THE RULES OF CONTAGION
Adam Kucharski (Wellcome Collection, 2020)
On the crest of the wave of the pandemic comes the work of one of the most authoritative scientific voices in the COVID-19 crisis, London School of Hygiene & Tropical Medicine epidemiologist Adam Kucharski, an expert in the mathematical modelling of epidemics. Kucharski’s book explains in detail a concept that was already rooted in our popular culture before the coronavirus: virality. From an Internet hoax or disinformation to the violence of weapons or financial crashes, and of course viral epidemics too, they all obey patterns that explain how these phenomena are born, grow, reproduce and die. Learning these rules, says the author, offers us an indispensable practical guide for modern life.

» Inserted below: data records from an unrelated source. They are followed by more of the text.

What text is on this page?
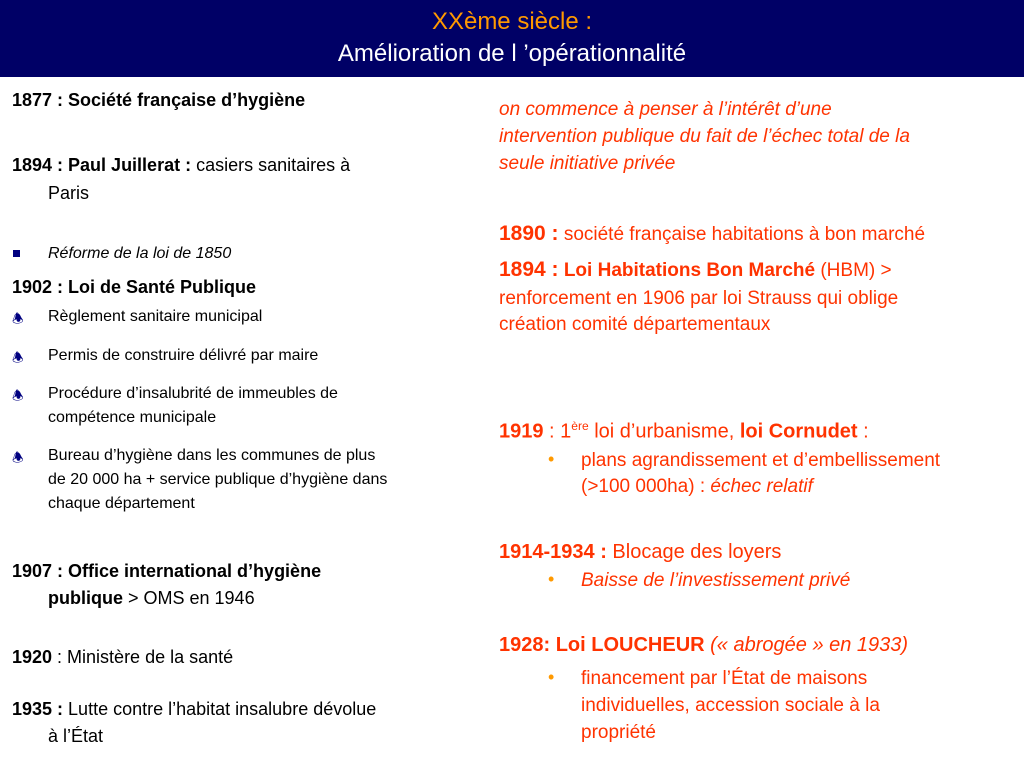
XXème siècle :
Amélioration de l ’opérationnalité
1877 : Société française d’hygiène
1894 : Paul Juillerat : casiers sanitaires à
Paris
Réforme de la loi de 1850
1902 : Loi de Santé Publique
🕭 Règlement sanitaire municipal
🕭 Permis de construire délivré par maire
🕭 Procédure d’insalubrité de immeubles de
compétence municipale
🕭 Bureau d’hygiène dans les communes de plus
de 20 000 ha + service publique d’hygiène dans
chaque département
1907 : Office international d’hygiène
publique > OMS en 1946
1920 : Ministère de la santé
1935 : Lutte contre l’habitat insalubre dévolue
à l’État
on commence à penser à l’intérêt d’une
intervention publique du fait de l’échec total de la
seule initiative privée
1890 : société française habitations à bon marché
1894 : Loi Habitations Bon Marché (HBM) >
renforcement en 1906 par loi Strauss qui oblige
création comité départementaux
1919 : 1ère loi d’urbanisme, loi Cornudet :
• plans agrandissement et d’embellissement
(>100 000ha) : échec relatif
1914-1934 : Blocage des loyers
• Baisse de l’investissement privé
1928: Loi LOUCHEUR (« abrogée » en 1933)
• financement par l’État de maisons
individuelles, accession sociale à la
propriété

PANDEMIC: TRACKING CONTAGIONS, FROM CHOLERA TO EBOLA AND BEYOND
Sonia Shah (Farrar, Straus and Giroux, 2016)
Many of the hoaxes and conspiracy theories about the coronavirus SARS-CoV-2 and COVID-19 stem from the uninformed disbelief of those who think that an epidemic of these proportions was not only unexpected, but also unprecedented in our world. A serious mistake. To learn how our species has always been harassed by armies of pathogenic microbes, and how this threat has grown alarmingly in recent decades until reaching the current climax, there is nothing better than this 2016 book by investigative journalist Sonia Shah. Her review of the plagues of cholera, Ebola, bird flu or multi-resistant bacteria, among others, is the perfect vaccine against ignorance and a false sense of security.
THE GHOST MAP
Steven Johnson (Riverhead Books, 2006)
A time of pandemic is an ideal occasion to revisit the exciting historical account of one of the plagues that left the greatest impact on our world today: the cholera outbreak that devastated London’s Soho district in the summer of 1854. The Ghost Map by popular science author Steven Johnson is the story of an investigation with a Victorian setting, but whose Holmes and Watson are in this case doctor John Snow and Anglican pastor Henry Whitehead. Their dogged investigations led to the location of the origin of the outbreak at a public water pump on Broad Street, but the consequences of their discovery went much further: science learned to discard outdated theories about contagion and founded modern epidemiology, while cities began to equip themselves with safer and more hygienic infrastructure.